If I have a context that contains a pointer to an ERESOURCE, and my
context cleanup callback gets called by the fltmgr while the resource is
still held, what should the appropriate result be?
Obviously, if the callback is being called, nobody holds a reference to
the context and the resource is held erroneously. I.e. somewhere in my
code, I acquired it and never released it, then called FltReleaseContext
to decrement the reference count.
I suppose the options are:
-
Try to acquire the lock and wait. This is probably a lost cause,
things are already screwed up at this point, and there’s no reason to
expect it to ever be released, also this would cause a kernel thread I
don’t own to wait. This sounds like an all-around terrible idea. -
Pull the rug out from under the holder by freeing the memory the
resource occupies. If the holder never tries to release the resource,
it wouldn’t cause problems for the holder, but I don’t know what happens
within the kernel. If there’s any record of the ERESOURCE held
somewhere, and we destroy it, what’s going to happen?

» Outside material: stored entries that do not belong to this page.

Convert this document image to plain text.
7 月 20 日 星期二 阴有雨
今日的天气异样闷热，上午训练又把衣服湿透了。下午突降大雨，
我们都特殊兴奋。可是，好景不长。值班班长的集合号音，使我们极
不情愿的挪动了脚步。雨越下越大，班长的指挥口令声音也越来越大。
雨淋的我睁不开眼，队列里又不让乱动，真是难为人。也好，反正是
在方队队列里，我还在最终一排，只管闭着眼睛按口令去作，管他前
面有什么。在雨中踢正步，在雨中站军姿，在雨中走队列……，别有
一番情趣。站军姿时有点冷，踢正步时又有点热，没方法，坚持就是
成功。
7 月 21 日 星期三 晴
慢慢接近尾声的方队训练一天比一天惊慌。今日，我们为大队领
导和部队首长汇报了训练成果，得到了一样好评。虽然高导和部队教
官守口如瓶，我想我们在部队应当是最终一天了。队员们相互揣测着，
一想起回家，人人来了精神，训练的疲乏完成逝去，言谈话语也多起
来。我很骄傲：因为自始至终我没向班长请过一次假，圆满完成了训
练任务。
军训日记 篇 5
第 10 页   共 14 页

If the holder
does try to release the resource eventually, it’ll probably bugcheck the
system. -
Raise an exception with the expectation that it probably won’t be
handled and bring down the system. Things could be unrecoverably
screwed up anyway if I’m in the situation to begin with. Could further
execution corrupt data? Probably not, but it could cause more erroneous
behavior. This seems like a reasonable approach for a checked build. -
Leak the memory. No immediate harm, but eventually, things will
grind to a halt when the NonPagedPool gets burned up. This might be
preferable to 3 on a free build. -
ASSERT that the resource isn’t held. Hopefully by the time the code
goes to production, anything that could cause the situation to arise in
the first place has been ironed out of the code.
Any thoughts or suggestions as to which of these is the most correct
thing to do? Obviously, if somebody is holding a pointer to memory that
I clean up in the callback, the system will bugcheck if they dereference
it. Options 2 and 3 seem like the most analogous way to deal with
this, with option 3 potentially being the easier one to track down in
testing (it’s guaranteed to fail immediately). Option 4 seems like the
least destructive thing to do to an end user in the short term.
~Eric